Também não é que o uso dos combustíveis fósseis esteja dando qualquer sinal de desaparecer; ao contrário, os resultados das reuniões da COP (Conferência das Partes, o órgão da Convenção-Quadro das Nações Unidas sobre Mudança Climática) mostram que tanto a produção quanto o uso de gás, petróleo e carvão vão continuar alegremente por várias décadas. A última delas, em outubro de 2024, no Azerbaijão, mostrou o mesmo padrão das anteriores: as potências produtoras de combustíveis fósseis (tanto empresas quanto Estados) salvaguardam seus interesses fazendo declarações e reformas cosméticas, enquanto os países mais pobres, que ao mesmo tempo são os mais prejudicados pelos efeitos do aquecimento global, saem quase de mãos vazias, com ofertas miseráveis de indenizações totalmente insuficientes. “Business as usual” (os negócios continuam como sempre) é a frase sardônica com que o economista marxista britânico Michael Roberts costuma descrever esses encontros.
Na hora de empreender as imprescindíveis ações para preparar a adaptação às novas condições climáticas já inevitáveis, as empresas brilham por sua ausência. Kristalina Georgieva, chefe do FMI, reclamou no Azerbaijão – de maneira totalmente infrutífera, claro – que “98% do financiamento para adaptação vem de recursos públicos. Isso não é sustentável. Precisamos incorporar o setor privado às políticas de adaptação, além das de mitigação”.

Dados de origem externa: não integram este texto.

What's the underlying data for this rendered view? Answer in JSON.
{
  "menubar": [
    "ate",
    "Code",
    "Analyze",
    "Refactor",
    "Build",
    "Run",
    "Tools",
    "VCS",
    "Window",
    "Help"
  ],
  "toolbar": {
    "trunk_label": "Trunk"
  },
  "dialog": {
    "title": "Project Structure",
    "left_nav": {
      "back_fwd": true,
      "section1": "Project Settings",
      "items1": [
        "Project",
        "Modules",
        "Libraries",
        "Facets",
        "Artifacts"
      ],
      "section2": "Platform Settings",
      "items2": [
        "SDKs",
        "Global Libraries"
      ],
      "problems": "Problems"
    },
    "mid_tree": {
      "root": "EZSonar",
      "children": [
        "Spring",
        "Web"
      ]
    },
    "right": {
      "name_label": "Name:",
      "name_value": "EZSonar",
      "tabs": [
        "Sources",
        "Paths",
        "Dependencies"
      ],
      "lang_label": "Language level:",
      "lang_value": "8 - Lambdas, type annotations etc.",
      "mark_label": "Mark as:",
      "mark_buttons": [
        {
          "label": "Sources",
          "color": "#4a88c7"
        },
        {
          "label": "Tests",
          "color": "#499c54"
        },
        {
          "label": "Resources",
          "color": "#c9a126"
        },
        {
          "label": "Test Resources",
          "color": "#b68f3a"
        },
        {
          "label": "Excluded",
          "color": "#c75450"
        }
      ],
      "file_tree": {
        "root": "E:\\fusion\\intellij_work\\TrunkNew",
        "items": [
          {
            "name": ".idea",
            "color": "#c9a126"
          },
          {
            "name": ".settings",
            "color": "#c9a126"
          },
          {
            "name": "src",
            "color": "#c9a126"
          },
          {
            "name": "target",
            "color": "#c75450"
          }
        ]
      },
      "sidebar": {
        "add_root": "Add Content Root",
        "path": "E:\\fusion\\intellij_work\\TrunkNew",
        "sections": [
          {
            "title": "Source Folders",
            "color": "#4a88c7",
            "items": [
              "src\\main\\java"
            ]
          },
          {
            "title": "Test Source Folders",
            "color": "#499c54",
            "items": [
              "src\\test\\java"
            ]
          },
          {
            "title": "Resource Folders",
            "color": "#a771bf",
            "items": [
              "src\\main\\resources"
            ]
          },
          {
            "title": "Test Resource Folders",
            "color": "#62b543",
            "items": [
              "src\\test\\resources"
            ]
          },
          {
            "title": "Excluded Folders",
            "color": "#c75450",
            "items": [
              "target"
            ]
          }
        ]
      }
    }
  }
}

O que acontece é que a política privilegiada das potências capitalistas e das multinacionais do setor energético continua centrada em colocar preço nas emissões de carbono, a partir do qual se trocam créditos (carbon credits), pagam-se compensações e, em suma, fazem-se bons negócios com “consciência verde” (em inglês chamam de greenwashing, algo como “lavar a imagem” das corporações com ações supostamente ecológicas). Assim, um balanço adequado e realista da COP-29 foi feito por Mohamed Adow, diretor do think tank Power Shift Africa, que declarou: “Esta cúpula foi um desastre para o mundo desenvolvido. É uma traição tanto aos povos quanto ao planeta por parte dos países ricos que dizem levar a sério a mudança climática. Os países ricos prometem ‘mobilizar’ fundos no futuro, ao invés de aportar agora. O cheque está no correio, mas vidas e meios de subsistência dos países vulneráveis estão sendo perdidos hoje” (Michael Roberts, “COP-out 29”, 24-11-24).
Em suma: muito pouco… e provavelmente tarde demais. É possível que a emissão global de gases de efeito estufa já tenha atingido seu pico. Mas o que poucos especialistas acreditam é que isso seja suficiente; o maior dano talvez já tenha sido feito. Sabe-se que boa parte do aquecimento é absorvida pela água dos mares; isso não tem reversão a não ser em prazos medidos em longas décadas. Por enquanto, 2023 ficou 0,2 graus mais quente do que o previsto, e 2024 já ultrapassou a marca de 1,5 graus acima da era pré-industrial que os Acordos de Paris de 2015 propunham, ingenuamente, como teto possível.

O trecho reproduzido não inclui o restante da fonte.